What She Knew by Gilly Macmillan was one of the books I had picked up during a library visit. I had read one of her more recent novels and loved it. When I read the blurb to this one on the inside sleeve, I could not resist it.
The story centres on a boy, Ben, who goes missing when walking with his mom on a Sunday afternoon in the woods. He asks his mom if he can run ahead to the swing and she agrees. This is a decision that she learns to regret. The following events are narrated by the mother, Rachel Jenner, and the police detective in charge of the investigation, Jim Clemo. Everyone is called into the station for questioning: Rachel’s newly married ex-husband, her mother-if-the-year sister, the people who came into contact with Ben at school. The media focuses their attention on Rachel and public opinion shifts from sympathy to suspicion.

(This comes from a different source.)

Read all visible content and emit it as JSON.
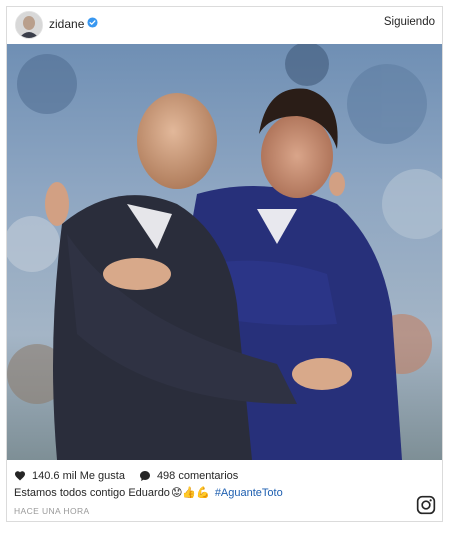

Rachel desperately pieces together threadbare clues while learning not to trust others. She begins to question her previously held beliefs towards others and begins to see herself in a harsher light. During the novel, the reader sees her growing aware of herself, and developing as a person. The tragedy Rachel experiences as a result of her son’s abduction causes her to reflect on her past actions, and to realise that she is partly to blame in the breakdown of her relationships.
The story depicts an event I would not wish on any mother – the abduction of her child. Macmillan shares the story with sensitivity and with a narration that reaches the reader’s soul. It is too easy to imagine the heartbreak felt by the mom, and the desolation and frustration of the DI working the case. The story is interspersed with transcripts prepared by a psychologist, online newspaper articles, blog posts, and even emails. Garnering information in this way renders the story believable and one can imagine how a situation as described in this novel would take place.
I enjoyed reading Macmillan’s offering and found it hard to put the book down. (How I wished someone else could cook the family’s dinner!) The novel did not end as I expected and I put the book down with a sense of sadness, and a desire that such things did not happen in the world we live in. This intense story is well worth the time taken to read. I had to give this novel 5/5 stars on Goodreads.
Have you read any of Gilly Macmillan’s novels?